Progression of opening and closing rates of the large-conductance calcium-activated potassium channels according to the number of calcium ions bound (19). Each point represents the average of the three values for independent patches (presented in Table 3 of Cox et al. (19)), with blue diamonds for opening rates and green squares for closing rates.
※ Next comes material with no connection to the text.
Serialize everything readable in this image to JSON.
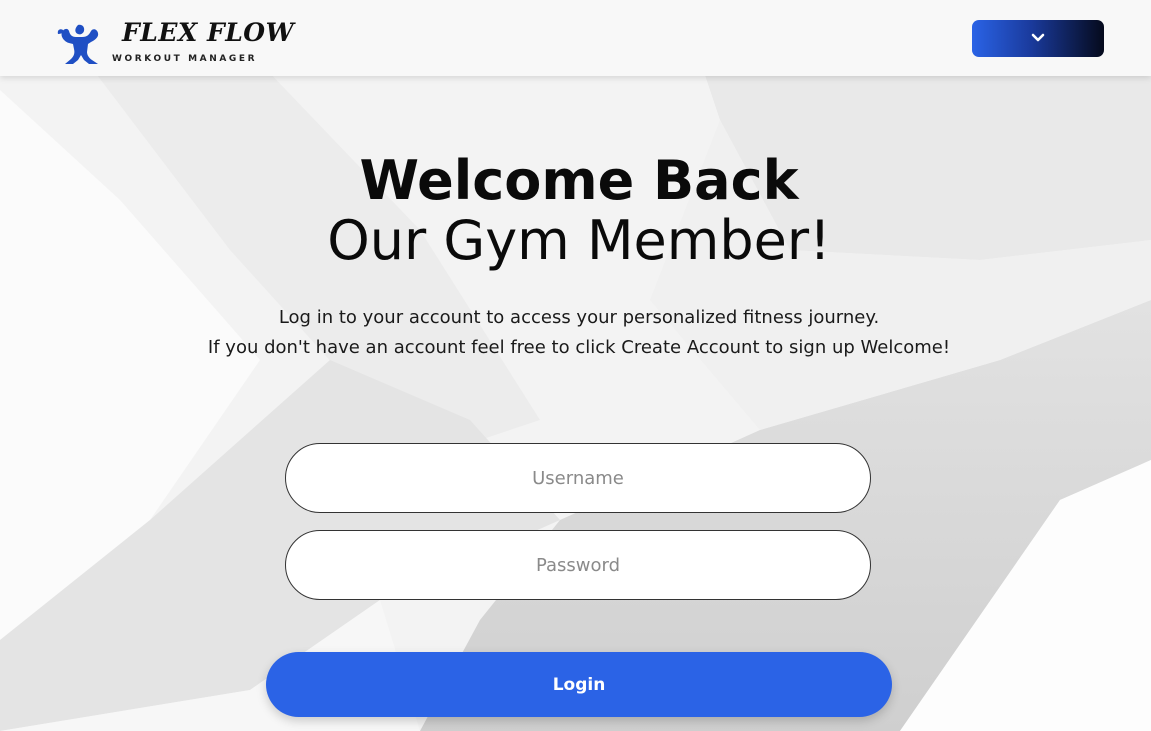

The straight lines are calculated using α_L = 0.65 from least-squares fitting of successive rates with Eq. 1, with ^BAc = 0.11, the average for successive L values obtained from the ratio of interconversion rates for each degree of ligand binding.

Figure 3

Application of REFERs to reactions of GlyR. (A) Reaction cycles with two or three molecules of taurine (Tau) bound. Rate constants and dissociation constants (K_B and K_F) are from Lape et al. (20). Binding of the third molecule of taurine stabilizes F relative to B by a factor of K_B/K_F = 1.5 and A relative to F by a factor of K_F/K_A = 42.2; their reciprocals give ^BFc and ^FAc, respectively, used in the calculations in B. A value for K_A was not presented by Lape et al., but was calculated from linkage relations. (B) Energy diagram for the reactions in A comparing predicted and observed energy barriers for the diliganded states (red, observed; green, predicted), based on the values reported for the triliganded states (blue). The calculated values are obtained from the data in A using Eq. 1. TS heights (kcal/mole) were calculated as described (4). Green areas correspond to the limits for δ₂ (A, left), with the lower TS barrier for x′ = x with α_L = 0 and with the upper barrier for y′ = y with α_L = 1 and for β₂ (A, right), with the lower TS barrier for y′ = y with a_L = 0 and with the upper barrier for z′ = z with a_L = 1. Error bars from estimates in Lape et al. are presented for the diliganded state only, since the errors are essentially within the thickness of the line for the triliganded states. Barrier heights may vary depending on specific assumptions of the TS theory (85), but the energy differences x = x′, y = y′, and z = z′ would remain unchanged.